The SAN fabric is an area of the network that contains routers and switches. A SAN is configured into a number of zones. A device using the SAN can communicate only with devices that are included in the same zones that it is in. A SAN Volume Controller cluster requires several distinct types of zones: a cluster zone, host zones, and disk zones. The intercluster zone is optional.
In the host zone, the host systems can identify and address the SAN Volume Controller nodes. You can have more than one host zone and more than one disk zone. The cluster zone contains all ports from all SAN Volume Controller nodes in the cluster, unless you are using a dual-core fabric design.
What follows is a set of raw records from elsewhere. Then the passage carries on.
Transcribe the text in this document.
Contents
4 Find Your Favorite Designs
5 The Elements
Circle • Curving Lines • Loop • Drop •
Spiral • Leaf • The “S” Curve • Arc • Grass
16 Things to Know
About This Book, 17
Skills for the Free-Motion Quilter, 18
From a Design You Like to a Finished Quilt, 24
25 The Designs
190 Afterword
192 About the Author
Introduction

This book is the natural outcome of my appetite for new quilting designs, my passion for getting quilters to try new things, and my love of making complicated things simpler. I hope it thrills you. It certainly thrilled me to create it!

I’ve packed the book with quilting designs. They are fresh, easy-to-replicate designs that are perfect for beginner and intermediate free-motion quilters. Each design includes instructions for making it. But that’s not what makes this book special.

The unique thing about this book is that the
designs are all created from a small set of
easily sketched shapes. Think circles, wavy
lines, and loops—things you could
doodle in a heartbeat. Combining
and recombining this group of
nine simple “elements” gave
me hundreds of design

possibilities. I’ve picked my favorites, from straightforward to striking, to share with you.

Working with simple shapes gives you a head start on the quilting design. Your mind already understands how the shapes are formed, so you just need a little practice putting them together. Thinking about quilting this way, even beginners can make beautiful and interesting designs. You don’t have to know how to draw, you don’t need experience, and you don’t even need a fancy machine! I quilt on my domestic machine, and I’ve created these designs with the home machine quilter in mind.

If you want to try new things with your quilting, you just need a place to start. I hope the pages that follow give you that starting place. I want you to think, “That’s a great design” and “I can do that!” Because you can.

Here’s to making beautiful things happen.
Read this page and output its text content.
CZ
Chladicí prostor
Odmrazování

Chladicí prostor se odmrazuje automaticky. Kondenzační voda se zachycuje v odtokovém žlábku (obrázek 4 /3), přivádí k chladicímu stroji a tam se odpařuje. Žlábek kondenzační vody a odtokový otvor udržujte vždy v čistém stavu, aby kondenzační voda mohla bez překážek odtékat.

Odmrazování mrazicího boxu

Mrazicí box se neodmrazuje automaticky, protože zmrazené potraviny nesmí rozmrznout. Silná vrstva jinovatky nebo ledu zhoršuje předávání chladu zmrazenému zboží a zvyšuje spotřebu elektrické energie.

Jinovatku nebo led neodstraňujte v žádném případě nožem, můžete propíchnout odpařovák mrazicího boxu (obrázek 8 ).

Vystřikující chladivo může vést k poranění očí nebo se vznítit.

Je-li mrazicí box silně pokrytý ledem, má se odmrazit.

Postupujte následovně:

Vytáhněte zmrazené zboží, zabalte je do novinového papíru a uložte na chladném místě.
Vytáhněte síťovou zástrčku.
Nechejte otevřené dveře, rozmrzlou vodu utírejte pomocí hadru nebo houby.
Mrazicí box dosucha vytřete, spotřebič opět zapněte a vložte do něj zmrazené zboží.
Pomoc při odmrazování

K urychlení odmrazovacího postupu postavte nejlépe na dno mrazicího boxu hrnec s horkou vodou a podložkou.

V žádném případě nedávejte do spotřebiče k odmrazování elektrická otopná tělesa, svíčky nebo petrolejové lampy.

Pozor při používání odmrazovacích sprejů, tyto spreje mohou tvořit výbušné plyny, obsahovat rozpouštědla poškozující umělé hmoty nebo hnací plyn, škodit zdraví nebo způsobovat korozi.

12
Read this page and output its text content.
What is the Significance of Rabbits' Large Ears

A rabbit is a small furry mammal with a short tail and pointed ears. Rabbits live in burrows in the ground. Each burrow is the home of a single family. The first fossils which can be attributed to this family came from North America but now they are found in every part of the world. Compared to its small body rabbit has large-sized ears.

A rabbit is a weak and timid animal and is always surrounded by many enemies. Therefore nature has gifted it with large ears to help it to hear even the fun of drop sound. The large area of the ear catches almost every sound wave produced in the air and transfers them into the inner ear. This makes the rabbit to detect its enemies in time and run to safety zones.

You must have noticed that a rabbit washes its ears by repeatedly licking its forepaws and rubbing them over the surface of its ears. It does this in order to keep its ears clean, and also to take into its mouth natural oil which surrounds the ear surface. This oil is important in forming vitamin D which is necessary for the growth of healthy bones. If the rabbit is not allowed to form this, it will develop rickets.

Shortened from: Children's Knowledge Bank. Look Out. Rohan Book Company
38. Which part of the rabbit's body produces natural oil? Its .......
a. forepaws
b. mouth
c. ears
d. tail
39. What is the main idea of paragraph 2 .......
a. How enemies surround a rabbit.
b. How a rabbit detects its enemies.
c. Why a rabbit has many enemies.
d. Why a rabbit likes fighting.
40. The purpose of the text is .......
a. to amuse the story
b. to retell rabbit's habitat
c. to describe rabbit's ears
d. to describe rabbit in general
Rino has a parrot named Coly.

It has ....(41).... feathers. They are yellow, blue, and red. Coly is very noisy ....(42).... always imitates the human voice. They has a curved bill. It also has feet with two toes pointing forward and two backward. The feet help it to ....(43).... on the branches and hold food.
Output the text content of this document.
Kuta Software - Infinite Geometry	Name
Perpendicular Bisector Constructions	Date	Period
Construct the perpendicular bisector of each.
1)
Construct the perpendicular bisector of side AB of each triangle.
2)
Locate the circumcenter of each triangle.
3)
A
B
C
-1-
Create one zone for each host fibre-channel port. In a disk zone, the SAN Volume Controller nodes identify the storage systems. Generally, create one zone for each storage system. Host systems cannot operate on the storage systems directly; all data transfer occurs through the SAN Volume Controller nodes. If you are using the Metro Mirror and Global Mirror feature, create a zone with at least one port from each node in each cluster; up to four clusters are supported.
All communication between SAN Volume Controller nodes is performed through the SAN. All SAN Volume Controller node configuration and service commands are sent to the cluster through an Ethernet network.
Each SAN Volume Controller node contains its own vital product data (VPD). Each cluster contains VPD that is common to all the SAN Volume Controller nodes in the cluster, and any system, with the correct access authority, that is connected to the Ethernet network can access this VPD.